The disclosure was contained in a new UNCTAD report titled “Energy Transition Investment and the Transfer of Knowledge and Skills: Implications for Investment Treaty Design,” which examined the financing requirements for the global clean energy transition and the growing role of private capital in renewable energy development.
According to the report, the scale of investment needed to transform the global energy system remains enormous as countries accelerate efforts to reduce fossil fuel dependence and achieve net-zero emission targets.
What the report is saying
UNCTAD noted that renewable energy financing is increasingly being driven by private capital, with developing economies expected to rely heavily on foreign investment to meet their transition goals.
- More than 80% of investments across the renewable energy value chain currently come from private sector sources.
- “Especially for developing economies, attracting foreign direct investment (FDI) may be a prerequisite for the energy transition as domestic capital and development funds are insufficient to meet projected needs,” UNCTAD stated.
- The report also noted that emerging economies are increasingly moving up the clean technology value chain and participating more actively in global innovation and manufacturing activities.
The organisation stressed that countries would require not only financing but also access to advanced technologies, technical expertise and skilled labour to deploy and manage clean energy infrastructure effectively.
More Insights
UNCTAD warned that developing economies across Africa, Asia and Latin America continue to face significant barriers to renewable energy investment despite growing global demand for clean energy solutions.
- The report identified high borrowing costs, weak infrastructure, regulatory uncertainty and limited access to long-term financing as major obstacles affecting renewable energy investment flows.

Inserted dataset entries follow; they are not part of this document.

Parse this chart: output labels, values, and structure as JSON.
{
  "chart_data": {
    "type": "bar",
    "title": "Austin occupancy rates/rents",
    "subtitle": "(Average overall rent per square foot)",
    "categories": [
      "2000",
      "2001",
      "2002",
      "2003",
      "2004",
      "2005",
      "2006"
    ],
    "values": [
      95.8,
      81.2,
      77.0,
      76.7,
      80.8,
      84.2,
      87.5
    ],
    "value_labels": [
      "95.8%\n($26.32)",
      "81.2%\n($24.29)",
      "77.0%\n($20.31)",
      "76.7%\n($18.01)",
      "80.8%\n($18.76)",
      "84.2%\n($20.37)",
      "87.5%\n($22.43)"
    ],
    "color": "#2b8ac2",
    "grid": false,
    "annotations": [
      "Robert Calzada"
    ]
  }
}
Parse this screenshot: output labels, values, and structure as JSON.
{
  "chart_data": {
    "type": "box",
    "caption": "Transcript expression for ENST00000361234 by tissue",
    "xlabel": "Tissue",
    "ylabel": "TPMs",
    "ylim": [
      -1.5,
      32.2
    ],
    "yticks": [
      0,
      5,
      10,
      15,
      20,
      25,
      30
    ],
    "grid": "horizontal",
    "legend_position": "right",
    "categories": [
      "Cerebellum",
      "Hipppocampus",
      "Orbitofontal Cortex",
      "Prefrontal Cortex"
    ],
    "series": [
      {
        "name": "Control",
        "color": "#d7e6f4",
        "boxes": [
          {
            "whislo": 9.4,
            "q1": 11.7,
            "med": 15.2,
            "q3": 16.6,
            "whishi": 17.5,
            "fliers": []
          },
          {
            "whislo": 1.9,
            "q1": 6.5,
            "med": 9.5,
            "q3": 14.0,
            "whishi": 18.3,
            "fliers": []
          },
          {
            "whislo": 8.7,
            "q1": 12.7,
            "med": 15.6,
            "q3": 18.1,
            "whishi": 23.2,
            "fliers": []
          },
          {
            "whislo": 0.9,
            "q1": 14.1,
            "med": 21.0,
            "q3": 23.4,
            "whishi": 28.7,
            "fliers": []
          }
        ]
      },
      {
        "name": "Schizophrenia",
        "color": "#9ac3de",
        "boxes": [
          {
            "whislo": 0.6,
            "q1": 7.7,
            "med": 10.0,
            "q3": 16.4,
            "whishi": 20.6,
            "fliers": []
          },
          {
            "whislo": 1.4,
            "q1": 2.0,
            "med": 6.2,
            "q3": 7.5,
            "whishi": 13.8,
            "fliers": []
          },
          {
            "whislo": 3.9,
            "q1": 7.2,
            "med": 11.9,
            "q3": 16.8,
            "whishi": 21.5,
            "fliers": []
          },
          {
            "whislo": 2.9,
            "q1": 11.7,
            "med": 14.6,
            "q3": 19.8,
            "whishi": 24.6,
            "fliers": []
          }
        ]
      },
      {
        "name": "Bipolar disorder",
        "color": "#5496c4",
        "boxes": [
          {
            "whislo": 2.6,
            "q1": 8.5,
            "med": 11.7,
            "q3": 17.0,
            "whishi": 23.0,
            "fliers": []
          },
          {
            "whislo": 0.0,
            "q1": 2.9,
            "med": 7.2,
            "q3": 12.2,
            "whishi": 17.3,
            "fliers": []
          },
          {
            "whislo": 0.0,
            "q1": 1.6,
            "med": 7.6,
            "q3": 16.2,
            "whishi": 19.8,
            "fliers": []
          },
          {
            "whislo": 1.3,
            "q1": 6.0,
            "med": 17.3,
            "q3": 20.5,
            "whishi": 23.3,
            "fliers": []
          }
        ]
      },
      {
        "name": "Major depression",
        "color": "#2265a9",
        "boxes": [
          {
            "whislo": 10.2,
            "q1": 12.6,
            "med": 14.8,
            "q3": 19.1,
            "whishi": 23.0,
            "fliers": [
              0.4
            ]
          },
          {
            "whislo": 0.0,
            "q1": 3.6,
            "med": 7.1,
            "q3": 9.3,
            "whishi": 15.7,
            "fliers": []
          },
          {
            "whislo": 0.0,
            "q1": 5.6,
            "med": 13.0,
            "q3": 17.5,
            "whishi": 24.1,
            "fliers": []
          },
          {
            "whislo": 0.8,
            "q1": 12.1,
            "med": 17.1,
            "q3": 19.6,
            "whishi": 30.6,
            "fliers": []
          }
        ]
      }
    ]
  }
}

- It noted that industries such as solar, wind, battery storage, hydrogen and electric mobility present major economic opportunities for emerging economies if financing and technology access improve.
- UNCTAD also highlighted the increasing importance of industrial policy, innovation and strategic partnerships in building local clean energy manufacturing capacity.
- The agency warned that insufficient investment mobilisation could widen global inequalities, slow climate action and expose vulnerable economies to future energy and economic shocks.
What you should know
Nigeria has recently intensified efforts to strengthen its climate finance and renewable energy strategy as part of broader economic diversification and sustainability goals.
- Experts recently urged the Federal Government to deepen investments and introduce stronger incentives for large-scale solar deployment, noting that Nigeria could unlock an estimated $2.5 billion carbon market opportunity.
- President Bola Tinubu recently approved the National Carbon Market Framework and operationalised the Climate Change Fund to strengthen climate finance initiatives.
- The administration also restored the National Council on Climate Change (NCCC) to the federal budget line as part of efforts to improve institutional support for climate-related programmes.